Ryan could barely make out the metal wall created from pieced-together slabs of concrete and sections of metal.

“You can’t get over it,” LeMarck said. “It’s forty-feet tall. Barbed wire strands circle the top another six feet over that. Concrete was poured on top of the wall beneath the wire, and glass, nails and shards of metal were mixed into it. Even if you found rope and a grappling hook, and could throw it that high, the rope would be cut by the glass and shards on top of the wall. Not to mention the fact that you’d be perfect targets for the snipers along the outer perimeter.”

Staring back through the window, Ryan glimpsed two of the guards in the foreground, obviously walking predetermined areas.

“Whose guards?” Ryan asked.

LeMarck smiled, obviously pleased. “Thinking, are you? Good, I like that. Knew the survival instinct would kick in along the way.” He glanced out the window. “The guards are from all the barons’ camps, with overlapping fields of fire, on the pit fighters, as well as one another.” He shifted his attention back to Ryan. “In years past one of the barons had the idea of using a couple of his wall guards as snipers. They had silenced weapons, thought they wouldn’t be noticed. But they were. And they were shot. For every man they shot, one of that baron’s men was shot. The two that were left over didn’t last long.”
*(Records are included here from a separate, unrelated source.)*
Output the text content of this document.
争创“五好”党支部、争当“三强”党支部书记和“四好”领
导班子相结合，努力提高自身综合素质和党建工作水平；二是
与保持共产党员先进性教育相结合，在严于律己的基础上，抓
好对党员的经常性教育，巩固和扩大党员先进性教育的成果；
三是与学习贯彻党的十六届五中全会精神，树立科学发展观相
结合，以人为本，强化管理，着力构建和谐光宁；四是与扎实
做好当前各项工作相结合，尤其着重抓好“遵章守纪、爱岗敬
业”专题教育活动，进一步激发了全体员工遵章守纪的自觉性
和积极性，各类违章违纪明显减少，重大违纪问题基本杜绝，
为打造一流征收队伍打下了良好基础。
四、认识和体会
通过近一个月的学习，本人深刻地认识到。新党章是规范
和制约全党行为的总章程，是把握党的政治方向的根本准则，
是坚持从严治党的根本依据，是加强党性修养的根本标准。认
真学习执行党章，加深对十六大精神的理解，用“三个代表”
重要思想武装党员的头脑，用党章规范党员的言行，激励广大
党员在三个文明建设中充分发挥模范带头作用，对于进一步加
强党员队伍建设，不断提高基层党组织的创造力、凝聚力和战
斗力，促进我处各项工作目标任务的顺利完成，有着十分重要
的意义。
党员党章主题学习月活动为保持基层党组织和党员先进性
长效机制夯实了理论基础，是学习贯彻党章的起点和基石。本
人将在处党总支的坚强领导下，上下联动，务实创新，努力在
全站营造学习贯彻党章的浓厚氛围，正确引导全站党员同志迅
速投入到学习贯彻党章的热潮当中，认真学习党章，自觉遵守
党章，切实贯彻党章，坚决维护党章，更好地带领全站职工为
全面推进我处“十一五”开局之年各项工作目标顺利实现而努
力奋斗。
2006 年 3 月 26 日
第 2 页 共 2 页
“You said there’d be ten of us,” Mildred stated.

LeMarck nodded. “And there will be. I wanted to talk to the three of you. You’re used to working as a unit. Got a lot of hard miles on you, from the look of you. Saw how you went through those brushwooders. The other seven aren’t going to be much help, I’m afraid. Unless you can convince them to listen to you.”

Ryan didn’t say anything.

“I figure it’d be a waste of time,” the sec commander said. “They’re going to be scared, not wanting to listen to anyone.”

“What’s in the pit,” J.B. asked, “besides the other teams?”

“Mutiesscabbies and stickies,” LeMarck answered. “Animals, some of them mutie and some of them not. Four-legged. Snakes. Got some water traps in there with poisonous eels, piranha, anything nasty that could live and kill in that environment.”

“If we win,” Ryan asked, “we’re going to be set free?”

LeMarck lied without hesitation, Ryan not seeing a flicker of guilt in the man’s eyes. “Yes.”

Chapter Thirty

“How much do you know about the Five Barons and the seven villes?” the sec commander asked. He checked his wrist chron.

“Man whose team wins this,” Ryan said, “gets control of the seven villes for a year.” He didn’t give a damn about any of the history of the Big Game. Hoyle and Bernsen had provided enough of it. Once he stepped out into that pit, it was chill or be chilled.

“What about Baron Sparning Hardcoe?”

“I was told he’s one of the more efficient chillers in the group,” Ryan replied. “Runs second to Baron Connrad in numbers of his private army.”

“There’s more to Baron Hardcoe than that,” LeMarck stated.

“Yeah,” J.B. said. “I can see how he’d give folks that impression, what with the way he invites some of them to play this game for him.”

The sec commander looked angry and defensive. “The baron is building docks and boats in the seven villes. Building up trade along the northern Cific coastline. People are moving into the villes now, instead of working to stay away from them. There’s work there, homes, mebbe a future if they all pull together.”